Jan 17, 2023
NewsNew BC Premier David Eby and forests minister Bruce Ralston are setting out to remake the province’s forestry industry to one that crafts high-value products here at home rather than shipping raw logs for milling elsewhere. By creating more finished products here, the industry would support more jobs with less timber.
Crafting innovative wood products locally is a familiar theme for Teal Jones. It’s what we’ve always done.
When founder Jack Jones returned from the Second World War he used his army stipend to start the company as a one-man cedar roofing mill. It wasn’t long before his sons were old enough to start cruising timber and bringing in the cedar he needed to cut shingles, shakes, and siding with his growing labour force.
Today, his sons Tom and Dick remain true to their father’s legacy, employing more than 1,000 British Columbians across the entire process – from planning harvests to replanting new forests.
Well over half of those employees work in value-added milling and manufacturing, more than 500 at the company’s Surrey headquarters alone. With seven distinct milling and manufacturing operations on one site, we’re able to direct each log to its best, highest-value use. We make more than 18,000 products at that one site, from big timbers needed for rail ties or bridges to lumber for housing and building new decks to speciality artisanal cuts. We sort down to the individual piece, pulling aside special pieces of clear wood for blocks we call tonewood, architectural features, or items of furniture. Cedar and spruce tonewood blocks go to a speciality Teal Jones mill in the interior where we have a crew that makes them into guitar tops – we are one of the world’s largest makers of this high-value, speciality item used in the making of acoustic guitars.
Many of our cuts are made to the specifications of customers who rely on us for the materials they need to make their own products. Some of those customers are themselves value-added wood products manufactures – remanufacturers in the industry jargon. Teal Jones partners with a dozen BC remanufacturers, providing them the ‘blanks,’ or rough-cut lumber, they use to make everything from doors and window frames to heavy timbers for industrial use.

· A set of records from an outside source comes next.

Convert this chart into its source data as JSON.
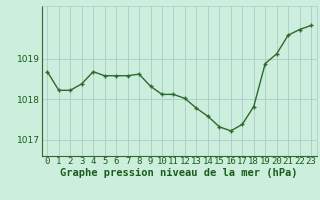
{
  "x": [
    0,
    1,
    2,
    3,
    4,
    5,
    6,
    7,
    8,
    9,
    10,
    11,
    12,
    13,
    14,
    15,
    16,
    17,
    18,
    19,
    20,
    21,
    22,
    23
  ],
  "y": [
    1018.68,
    1018.22,
    1018.22,
    1018.38,
    1018.68,
    1018.58,
    1018.58,
    1018.58,
    1018.62,
    1018.32,
    1018.12,
    1018.12,
    1018.02,
    1017.78,
    1017.58,
    1017.32,
    1017.22,
    1017.38,
    1017.82,
    1018.88,
    1019.12,
    1019.58,
    1019.72,
    1019.82
  ],
  "line_color": "#2d6a2d",
  "marker_color": "#2d6a2d",
  "bg_color": "#cceedd",
  "grid_color": "#aacccc",
  "xlabel": "Graphe pression niveau de la mer (hPa)",
  "yticks": [
    1017,
    1018,
    1019
  ],
  "ylim": [
    1016.6,
    1020.3
  ],
  "xlim": [
    -0.5,
    23.5
  ],
  "title_color": "#1a5c1a",
  "xlabel_fontsize": 7.5,
  "tick_fontsize": 6.5,
  "marker_size": 3.5,
  "line_width": 1.0
}
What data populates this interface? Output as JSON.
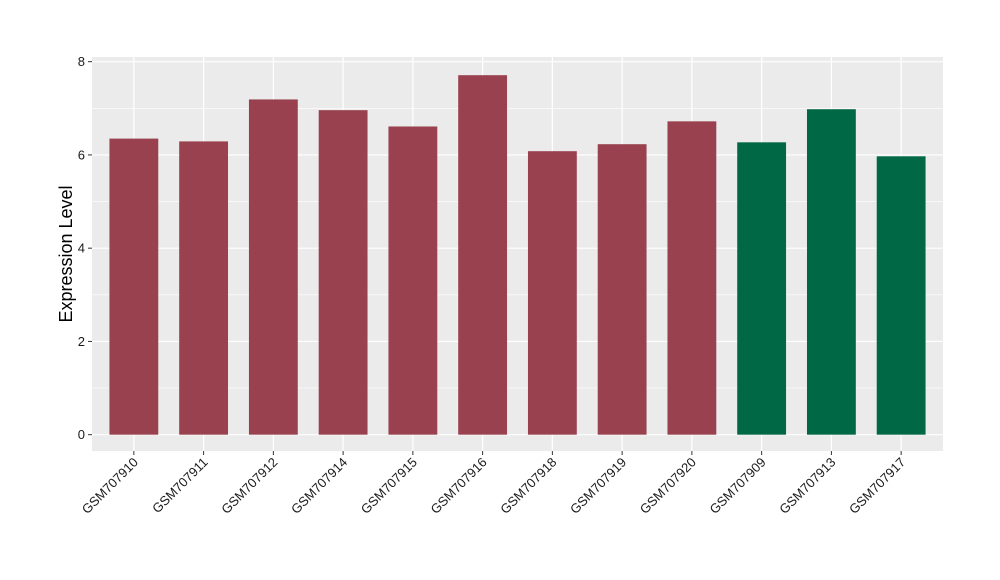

One such relationship allowed us to play a small role in the recovery from 2021’s floods – we provided the big 14×14 inch timbers used to create the mats needed to support heavy equipment working on soft ground to rebuild washed-out highways and bridges. We were able to retool one of our mills and start getting these timbers to the company making the matts within a week of getting the call.
Remanufacturers, construction companies, furniture makers, and musical instrument makers rely on Teal Jones for the raw products they need to keep operating, and to keep their own local employees engaged. If you have done a renovation, built a new fence, or picked up a board at Home Depot recently there’s a good chance you are also part of this supply chain.
Nothing goes to waste in our mills – 100 per cent of every log entering our mills is used, and we are committed to getting creative about how we maximize the use of every log and thus the jobs we can support. For example we have a panel division that takes the short cuts off the ends and sides of lumber and mills them into small finger-jointed boards used by speciality manufacturers in the making of things like planter boxes, as well as unique products like bat boxes and bird house kits. The long, stringy cuts left from sawing cedar – called cedar hay – is baled and sold to landscaping companies for use on garden beds. One of our mills sells cedar hay to a company that treats and colours it and provides it to Disneyland to top their garden beds. The sawdust and chips left over from our work are sold on to pulp and paper mills that turn it into products we all use every day – toilet paper, school workbooks, medical masks, and more.
We have invested many millions of dollars to keep our mills on the cutting-edge of technology used to maximise value from every log we cut and ensure these by-products can be captured and used.
Teal Jones has always been committed to doing its part to help build BC and keep as many jobs here as possible, and remains as committed as ever to that work.